Queering The Cuban Screen, Other Faces and Desires On THe New Cuban Cinema
UW Ingraham Hall 1155 Observatory Drive, Madison, Wisconsin
press release: Please join UW Latin American, Caribbean and Iberian Studies Program for the LACIS Lunchtime Lecture, Tuesdays 12:30pm-1:30PM - 206 Ingraham Hall.
In recent years has emerged in Cuba an interesting movement of young independent directors. With modest efforts and the support of official institutions, embassies, and foreign producers, they have been creating a new image of the country through their film projects, showing conflicts and tensions of Cuban society that the discourse of the State has not presented before. Discussing sexuality and its variants in Cuba, in the most recent decade, is an issue that has become visible but still battles against taboos of many types, such as moral, historical, ethical and political.
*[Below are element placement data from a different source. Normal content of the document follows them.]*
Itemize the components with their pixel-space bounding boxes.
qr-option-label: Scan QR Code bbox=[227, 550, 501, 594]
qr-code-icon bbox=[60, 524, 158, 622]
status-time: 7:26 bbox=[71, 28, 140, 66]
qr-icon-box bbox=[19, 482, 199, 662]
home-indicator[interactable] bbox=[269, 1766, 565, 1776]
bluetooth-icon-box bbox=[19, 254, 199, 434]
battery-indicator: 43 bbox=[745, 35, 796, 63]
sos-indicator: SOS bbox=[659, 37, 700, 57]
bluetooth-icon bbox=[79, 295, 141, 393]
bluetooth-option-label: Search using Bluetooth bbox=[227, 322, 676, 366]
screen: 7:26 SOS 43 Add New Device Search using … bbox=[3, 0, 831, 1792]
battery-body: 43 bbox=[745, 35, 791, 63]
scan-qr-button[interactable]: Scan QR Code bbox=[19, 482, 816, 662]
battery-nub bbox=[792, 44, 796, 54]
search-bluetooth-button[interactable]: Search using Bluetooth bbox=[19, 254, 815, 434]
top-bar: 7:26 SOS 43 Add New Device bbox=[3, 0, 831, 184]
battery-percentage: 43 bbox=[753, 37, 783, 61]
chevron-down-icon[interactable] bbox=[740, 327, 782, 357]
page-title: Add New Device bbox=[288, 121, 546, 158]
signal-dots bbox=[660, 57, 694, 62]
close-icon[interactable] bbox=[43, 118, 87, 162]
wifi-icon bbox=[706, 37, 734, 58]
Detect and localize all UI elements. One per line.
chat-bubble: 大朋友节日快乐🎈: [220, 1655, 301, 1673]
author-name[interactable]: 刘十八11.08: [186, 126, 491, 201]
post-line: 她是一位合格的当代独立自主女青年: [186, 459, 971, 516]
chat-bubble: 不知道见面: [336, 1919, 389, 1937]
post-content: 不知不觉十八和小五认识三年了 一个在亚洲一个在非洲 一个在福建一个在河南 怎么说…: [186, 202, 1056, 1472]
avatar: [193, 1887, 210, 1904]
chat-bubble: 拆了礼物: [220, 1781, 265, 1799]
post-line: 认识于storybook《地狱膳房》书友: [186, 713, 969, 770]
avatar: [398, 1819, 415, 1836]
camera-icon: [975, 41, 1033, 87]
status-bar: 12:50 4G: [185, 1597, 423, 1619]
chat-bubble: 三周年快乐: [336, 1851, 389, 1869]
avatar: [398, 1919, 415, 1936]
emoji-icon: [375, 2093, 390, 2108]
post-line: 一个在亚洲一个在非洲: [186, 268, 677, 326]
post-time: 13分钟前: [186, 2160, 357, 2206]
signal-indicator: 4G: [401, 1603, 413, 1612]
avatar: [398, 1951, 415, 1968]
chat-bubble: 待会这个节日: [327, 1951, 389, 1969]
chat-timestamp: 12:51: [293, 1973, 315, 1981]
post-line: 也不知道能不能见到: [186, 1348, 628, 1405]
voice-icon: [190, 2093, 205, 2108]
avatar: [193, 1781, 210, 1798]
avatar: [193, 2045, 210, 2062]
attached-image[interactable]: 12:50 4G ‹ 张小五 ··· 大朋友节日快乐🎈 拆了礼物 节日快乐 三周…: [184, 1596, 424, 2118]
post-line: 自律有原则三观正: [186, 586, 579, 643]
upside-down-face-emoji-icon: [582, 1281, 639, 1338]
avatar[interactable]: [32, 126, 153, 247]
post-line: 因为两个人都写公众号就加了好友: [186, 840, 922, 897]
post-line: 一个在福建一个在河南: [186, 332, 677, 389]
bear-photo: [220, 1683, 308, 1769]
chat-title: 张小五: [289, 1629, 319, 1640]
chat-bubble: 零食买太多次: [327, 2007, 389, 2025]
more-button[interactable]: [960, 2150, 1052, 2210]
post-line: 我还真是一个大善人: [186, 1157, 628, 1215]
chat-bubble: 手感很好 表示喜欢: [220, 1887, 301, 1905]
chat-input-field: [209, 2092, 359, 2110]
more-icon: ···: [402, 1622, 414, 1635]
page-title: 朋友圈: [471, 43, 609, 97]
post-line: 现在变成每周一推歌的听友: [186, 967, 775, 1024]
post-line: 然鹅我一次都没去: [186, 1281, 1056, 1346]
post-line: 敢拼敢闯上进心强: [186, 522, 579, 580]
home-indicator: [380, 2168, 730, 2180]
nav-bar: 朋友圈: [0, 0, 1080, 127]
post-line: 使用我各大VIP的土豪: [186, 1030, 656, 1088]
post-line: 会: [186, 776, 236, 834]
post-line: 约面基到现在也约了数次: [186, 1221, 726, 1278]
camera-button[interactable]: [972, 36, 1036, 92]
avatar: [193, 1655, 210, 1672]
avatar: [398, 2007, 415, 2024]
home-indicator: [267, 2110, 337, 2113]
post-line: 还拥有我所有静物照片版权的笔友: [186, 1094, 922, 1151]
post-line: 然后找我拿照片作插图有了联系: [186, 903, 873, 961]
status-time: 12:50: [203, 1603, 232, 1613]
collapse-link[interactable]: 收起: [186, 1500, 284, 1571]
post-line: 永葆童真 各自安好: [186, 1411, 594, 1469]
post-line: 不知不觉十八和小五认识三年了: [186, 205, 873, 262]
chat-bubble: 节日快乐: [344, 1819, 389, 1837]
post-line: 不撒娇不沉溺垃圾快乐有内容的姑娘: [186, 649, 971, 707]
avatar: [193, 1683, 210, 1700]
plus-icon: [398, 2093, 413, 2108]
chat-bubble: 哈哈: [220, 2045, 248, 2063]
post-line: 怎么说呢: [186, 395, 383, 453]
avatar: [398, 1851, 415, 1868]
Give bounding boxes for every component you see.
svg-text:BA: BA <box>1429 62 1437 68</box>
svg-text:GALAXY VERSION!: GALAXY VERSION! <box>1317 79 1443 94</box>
Among the set of these new productions, several directors have approached this discussion through documentaries and works of fiction. Two of those projects, Camionero, by Sebastián Miló, and Batería, by Damián Saíz, demonstrate the existence of different ways to create a valid and unpostponable discussion about the queering issue in a nation like Cuba.
About the Speaker:
Poet, critic, and playwright, Norge Espinosa is also one of Cuba’s most visible gay activists, having organized events such as the Jornada de Arte Homoerótico, the first of its kind in the country (1998-2000), and, together with Víctor Fowler, the island’s first conference on Homoerotic Cuban Literature.